I’d go back in time and put my finger in your butt hole then make you smell my finger before the first time I done it.
I used to be a time adventurer…then I took a time warping arrow in my future knee
I took a time warping finger in my butthole, so I had to quit adventuring myself.
>>>>>>>>>>>>>>>>>>>>>>>>>>>>>>>>>>>>>>>>>>>>>>>>>>>>>>>>>>>>>.
What’s over there?
Pedobear… o.o
Philosoraptor
arrows aimed at your knees
That happened on a Futurama episode O.o Anyone seen it????
A Pharaoh to Remember
I didn’t think my ripped off joke would make failbook. To be fair, the episode didn’t involve time travel.
Poll:
Where’d you time travel?
Over there.
I’d go back in time and give some condoms to the Biebers, the Blacks, and any other thirteen year old singers.
*singers parents.
That’s racis….wait, what?
To a time where the first arrow ever was forged, then ‘take care’ of the smith and live happily ever after with healthy knees.

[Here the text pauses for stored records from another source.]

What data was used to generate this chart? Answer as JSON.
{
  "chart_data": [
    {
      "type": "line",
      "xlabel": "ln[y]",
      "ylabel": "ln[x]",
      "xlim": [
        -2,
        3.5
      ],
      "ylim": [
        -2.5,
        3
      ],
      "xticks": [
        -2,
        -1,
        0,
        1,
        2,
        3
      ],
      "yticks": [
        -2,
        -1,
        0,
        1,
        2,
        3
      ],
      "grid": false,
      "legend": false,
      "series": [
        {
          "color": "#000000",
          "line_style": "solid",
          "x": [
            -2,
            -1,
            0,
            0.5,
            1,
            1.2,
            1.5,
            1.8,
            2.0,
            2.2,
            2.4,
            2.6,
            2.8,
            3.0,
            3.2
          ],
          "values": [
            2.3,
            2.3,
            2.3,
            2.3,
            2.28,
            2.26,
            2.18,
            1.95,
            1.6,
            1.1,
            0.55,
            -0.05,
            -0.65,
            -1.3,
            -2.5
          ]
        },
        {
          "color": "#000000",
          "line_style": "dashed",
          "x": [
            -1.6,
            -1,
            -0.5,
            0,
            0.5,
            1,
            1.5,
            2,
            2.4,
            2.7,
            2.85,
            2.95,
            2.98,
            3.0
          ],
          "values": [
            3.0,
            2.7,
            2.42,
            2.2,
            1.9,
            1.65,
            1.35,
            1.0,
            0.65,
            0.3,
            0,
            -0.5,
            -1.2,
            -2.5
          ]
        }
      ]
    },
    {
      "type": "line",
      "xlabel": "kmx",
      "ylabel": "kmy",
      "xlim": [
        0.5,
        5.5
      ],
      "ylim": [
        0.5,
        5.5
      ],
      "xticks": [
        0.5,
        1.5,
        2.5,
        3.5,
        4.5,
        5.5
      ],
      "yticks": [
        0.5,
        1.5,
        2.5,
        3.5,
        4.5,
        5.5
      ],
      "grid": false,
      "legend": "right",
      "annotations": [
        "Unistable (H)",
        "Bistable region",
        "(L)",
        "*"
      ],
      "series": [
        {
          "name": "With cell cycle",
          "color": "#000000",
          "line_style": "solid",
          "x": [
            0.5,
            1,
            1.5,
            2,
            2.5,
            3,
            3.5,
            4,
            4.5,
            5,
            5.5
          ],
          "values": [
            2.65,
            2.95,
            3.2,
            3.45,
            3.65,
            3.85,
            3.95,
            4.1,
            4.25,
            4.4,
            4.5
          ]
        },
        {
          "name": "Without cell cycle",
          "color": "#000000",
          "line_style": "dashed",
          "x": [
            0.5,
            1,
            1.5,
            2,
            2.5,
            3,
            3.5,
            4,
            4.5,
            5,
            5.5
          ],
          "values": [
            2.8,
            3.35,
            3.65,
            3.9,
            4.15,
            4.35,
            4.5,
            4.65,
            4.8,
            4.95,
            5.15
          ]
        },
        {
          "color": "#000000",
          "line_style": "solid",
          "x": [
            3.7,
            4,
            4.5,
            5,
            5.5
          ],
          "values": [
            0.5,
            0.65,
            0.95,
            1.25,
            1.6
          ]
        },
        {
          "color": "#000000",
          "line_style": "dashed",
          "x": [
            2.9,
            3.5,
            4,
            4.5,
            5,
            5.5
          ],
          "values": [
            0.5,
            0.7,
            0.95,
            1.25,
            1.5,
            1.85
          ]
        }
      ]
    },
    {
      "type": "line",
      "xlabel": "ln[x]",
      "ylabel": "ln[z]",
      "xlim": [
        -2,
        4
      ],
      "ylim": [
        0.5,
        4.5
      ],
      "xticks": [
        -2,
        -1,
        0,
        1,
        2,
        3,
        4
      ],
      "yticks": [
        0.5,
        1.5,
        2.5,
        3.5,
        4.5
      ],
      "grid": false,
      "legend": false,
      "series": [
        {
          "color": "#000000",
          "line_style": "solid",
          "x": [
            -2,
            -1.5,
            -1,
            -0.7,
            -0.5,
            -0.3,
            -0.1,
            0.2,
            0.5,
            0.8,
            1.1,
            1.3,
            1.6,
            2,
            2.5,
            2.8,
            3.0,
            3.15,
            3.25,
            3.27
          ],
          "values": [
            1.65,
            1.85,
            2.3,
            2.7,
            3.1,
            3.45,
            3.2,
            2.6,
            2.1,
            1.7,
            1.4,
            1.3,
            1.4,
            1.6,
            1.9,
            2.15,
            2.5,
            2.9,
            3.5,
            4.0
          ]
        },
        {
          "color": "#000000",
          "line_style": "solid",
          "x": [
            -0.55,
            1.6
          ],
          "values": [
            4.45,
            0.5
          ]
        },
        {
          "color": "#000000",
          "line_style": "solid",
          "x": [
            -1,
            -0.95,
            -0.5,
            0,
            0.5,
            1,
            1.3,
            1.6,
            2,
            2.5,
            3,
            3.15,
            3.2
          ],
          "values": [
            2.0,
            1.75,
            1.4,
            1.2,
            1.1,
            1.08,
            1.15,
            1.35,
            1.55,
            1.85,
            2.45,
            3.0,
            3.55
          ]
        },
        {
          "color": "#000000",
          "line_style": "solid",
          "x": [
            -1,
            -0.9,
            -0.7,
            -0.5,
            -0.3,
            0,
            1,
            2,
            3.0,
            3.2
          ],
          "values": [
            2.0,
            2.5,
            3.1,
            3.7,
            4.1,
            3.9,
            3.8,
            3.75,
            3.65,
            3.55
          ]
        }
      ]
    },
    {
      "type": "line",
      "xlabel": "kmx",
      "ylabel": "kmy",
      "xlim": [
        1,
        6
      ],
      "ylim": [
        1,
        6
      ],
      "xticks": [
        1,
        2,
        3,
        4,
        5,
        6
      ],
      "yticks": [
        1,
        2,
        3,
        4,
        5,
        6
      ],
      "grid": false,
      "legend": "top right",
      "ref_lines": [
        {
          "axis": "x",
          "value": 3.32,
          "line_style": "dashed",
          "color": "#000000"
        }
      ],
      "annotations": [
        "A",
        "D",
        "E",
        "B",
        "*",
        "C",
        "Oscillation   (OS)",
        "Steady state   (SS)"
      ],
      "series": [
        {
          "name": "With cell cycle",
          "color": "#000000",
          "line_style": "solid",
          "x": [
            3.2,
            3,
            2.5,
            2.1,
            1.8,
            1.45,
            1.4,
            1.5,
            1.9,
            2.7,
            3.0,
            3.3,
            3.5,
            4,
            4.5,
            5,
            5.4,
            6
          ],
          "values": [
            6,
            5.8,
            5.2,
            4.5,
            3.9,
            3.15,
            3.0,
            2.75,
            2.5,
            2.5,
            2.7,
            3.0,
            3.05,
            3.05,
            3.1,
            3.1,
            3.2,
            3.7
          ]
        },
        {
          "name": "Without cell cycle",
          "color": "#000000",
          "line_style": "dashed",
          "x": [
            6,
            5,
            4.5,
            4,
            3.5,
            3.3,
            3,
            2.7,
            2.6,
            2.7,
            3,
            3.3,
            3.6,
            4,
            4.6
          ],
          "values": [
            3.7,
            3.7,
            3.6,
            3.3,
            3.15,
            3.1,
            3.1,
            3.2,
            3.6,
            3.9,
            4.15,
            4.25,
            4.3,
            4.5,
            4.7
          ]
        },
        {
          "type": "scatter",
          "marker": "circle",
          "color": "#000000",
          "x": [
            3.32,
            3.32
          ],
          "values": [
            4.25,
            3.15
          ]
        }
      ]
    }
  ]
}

first arrows where made of stone
wassyo point?
Friday, October 8, 2010. 11:36 PM.
inb4 “I don’t get the joke so I am yelling that they didn’t use slaves.”
you saved my life. no not really
I first read “time machine” as time machete….I wonder what you could do with that..
“If you spend your whole life carving some guys toe, you are going to remember him!” – Bender
I would travel through time and space until I find the Doctor, then I would become his new companion, and then we would travel through time and space together in his TARDIS (time and relative dimension in space), all the while going on adventures and saving entire planets from destruction.